In CAP Theorem, a database like HBase is a CP type system, prioritizing consistency and partition tolerance at the expense of availability. Cassandra, on the other hand, is an AP type system, which values availability and partition tolerance, sacrificing consistency. It’s a trade-off – while Cassandra’s nodes are available virtually all the time, they may not all be consistent with the most current information. This might not be a big deal where you’re dealing with where you left off while watching Breaking Bad on Netflix, but for financial applications where money is being added and subtracted to and from accounts in real time, that consistency across nodes can be critical.
Cassandra compensates and gives assurances with what they call “tunable consistency,” but even Bosworth himself would tell you that CAP Theorem workarounds aren’t going to be as pure as being loyal to the original use case for each respective database.
And there are plenty to choose from, as we’ve witnessed in the Hadoop space, where many of the distro vendors have started to roll their own database solutions to compete with NoSQL offerings like Cassandra. Virtually all of the major Hadoop distro vendors have integrated some form of HBase into their platforms, and competing databases like Couchbase and Mongo have their own claims to fame.

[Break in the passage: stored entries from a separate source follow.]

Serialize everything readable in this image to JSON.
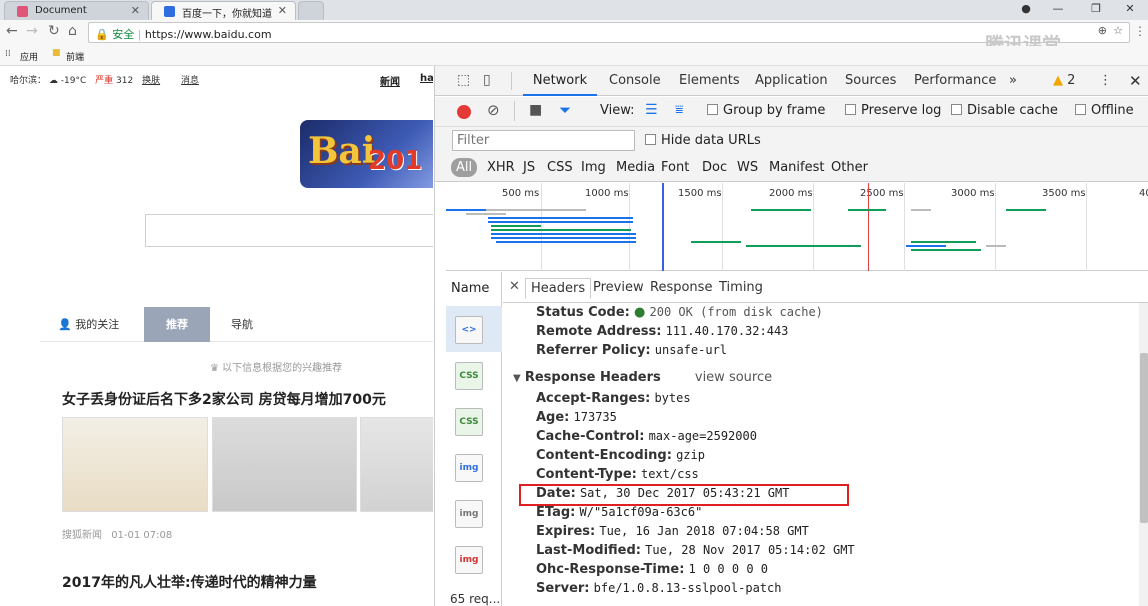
{
  "browser": {
    "tabs": [
      {
        "title": "Document",
        "active": false
      },
      {
        "title": "百度一下，你就知道",
        "active": true
      }
    ],
    "address": {
      "secure_label": "安全",
      "url": "https://www.baidu.com"
    },
    "bookmarks": [
      {
        "label": "应用"
      },
      {
        "label": "前端"
      }
    ],
    "watermark": "腾讯课堂"
  },
  "baidu": {
    "top_bar": {
      "city": "哈尔滨：",
      "temp": "-19°C",
      "aqi_label": "严重",
      "aqi_value": "312",
      "switch": "换肤",
      "msg": "消息",
      "nav1": "新闻",
      "nav2": "ha"
    },
    "feed_tabs": [
      {
        "label": "我的关注",
        "active": false
      },
      {
        "label": "推荐",
        "active": true
      },
      {
        "label": "导航",
        "active": false
      }
    ],
    "recommend_hint": "以下信息根据您的兴趣推荐",
    "headline1": "女子丢身份证后名下多2家公司 房贷每月增加700元",
    "source1": "搜狐新闻",
    "time1": "01-01 07:08",
    "headline2": "2017年的凡人壮举:传递时代的精神力量"
  },
  "devtools": {
    "tabs": [
      {
        "label": "Network",
        "active": true
      },
      {
        "label": "Console"
      },
      {
        "label": "Elements"
      },
      {
        "label": "Application"
      },
      {
        "label": "Sources"
      },
      {
        "label": "Performance"
      }
    ],
    "more": "»",
    "warning_count": "2",
    "view_label": "View:",
    "group_by_frame": "Group by frame",
    "preserve_log": "Preserve log",
    "disable_cache": "Disable cache",
    "offline": "Offline",
    "filter_placeholder": "Filter",
    "hide_data_urls": "Hide data URLs",
    "types": [
      "All",
      "XHR",
      "JS",
      "CSS",
      "Img",
      "Media",
      "Font",
      "Doc",
      "WS",
      "Manifest",
      "Other"
    ],
    "timeline_ticks": [
      "500 ms",
      "1000 ms",
      "1500 ms",
      "2000 ms",
      "2500 ms",
      "3000 ms",
      "3500 ms",
      "40"
    ],
    "name_header": "Name",
    "request_count": "65 req...",
    "file_icons": [
      "<>",
      "CSS",
      "CSS",
      "img",
      "img",
      "img"
    ],
    "detail_tabs": [
      {
        "label": "Headers",
        "active": true
      },
      {
        "label": "Preview"
      },
      {
        "label": "Response"
      },
      {
        "label": "Timing"
      }
    ],
    "general": [
      {
        "key": "Status Code:",
        "value": "200 OK (from disk cache)"
      },
      {
        "key": "Remote Address:",
        "value": "111.40.170.32:443"
      },
      {
        "key": "Referrer Policy:",
        "value": "unsafe-url"
      }
    ],
    "response_headers_title": "Response Headers",
    "view_source": "view source",
    "response_headers": [
      {
        "key": "Accept-Ranges:",
        "value": "bytes"
      },
      {
        "key": "Age:",
        "value": "173735"
      },
      {
        "key": "Cache-Control:",
        "value": "max-age=2592000"
      },
      {
        "key": "Content-Encoding:",
        "value": "gzip"
      },
      {
        "key": "Content-Type:",
        "value": "text/css"
      },
      {
        "key": "Date:",
        "value": "Sat, 30 Dec 2017 05:43:21 GMT"
      },
      {
        "key": "ETag:",
        "value": "W/\"5a1cf09a-63c6\""
      },
      {
        "key": "Expires:",
        "value": "Tue, 16 Jan 2018 07:04:58 GMT"
      },
      {
        "key": "Last-Modified:",
        "value": "Tue, 28 Nov 2017 05:14:02 GMT"
      },
      {
        "key": "Ohc-Response-Time:",
        "value": "1 0 0 0 0 0"
      },
      {
        "key": "Server:",
        "value": "bfe/1.0.8.13-sslpool-patch"
      }
    ],
    "colors": {
      "accent": "#1a73e8",
      "record": "#e53935",
      "status_ok": "#2e7d32",
      "highlight": "#e02020"
    }
  }
}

Bosworth says that while there is a lot of competition, they’re not standing still. The company has taken steps to get more aggressive in European markets by opening up a full subsidiary in London, and expanding their Cassandra Summit to Europe in 2013. The company currently employs over 100 people, and Bosworth says that they are in the process of doubling that to over 200 in the next 3 to 4 quarters.
Ultimately, Bosworth is confident that DataStax and Cassandra have solid footing in the burgeoning enterprise big data application landscape. “We don’t try and do 50 different things,” he muses. “We try and do our thing extremely well because that’s an environment that is not going to go away. That enterprise online application database is going to be a staple in all enterprises – just like it’s been for the last 20 years, it’s probably going to be for the next 20.”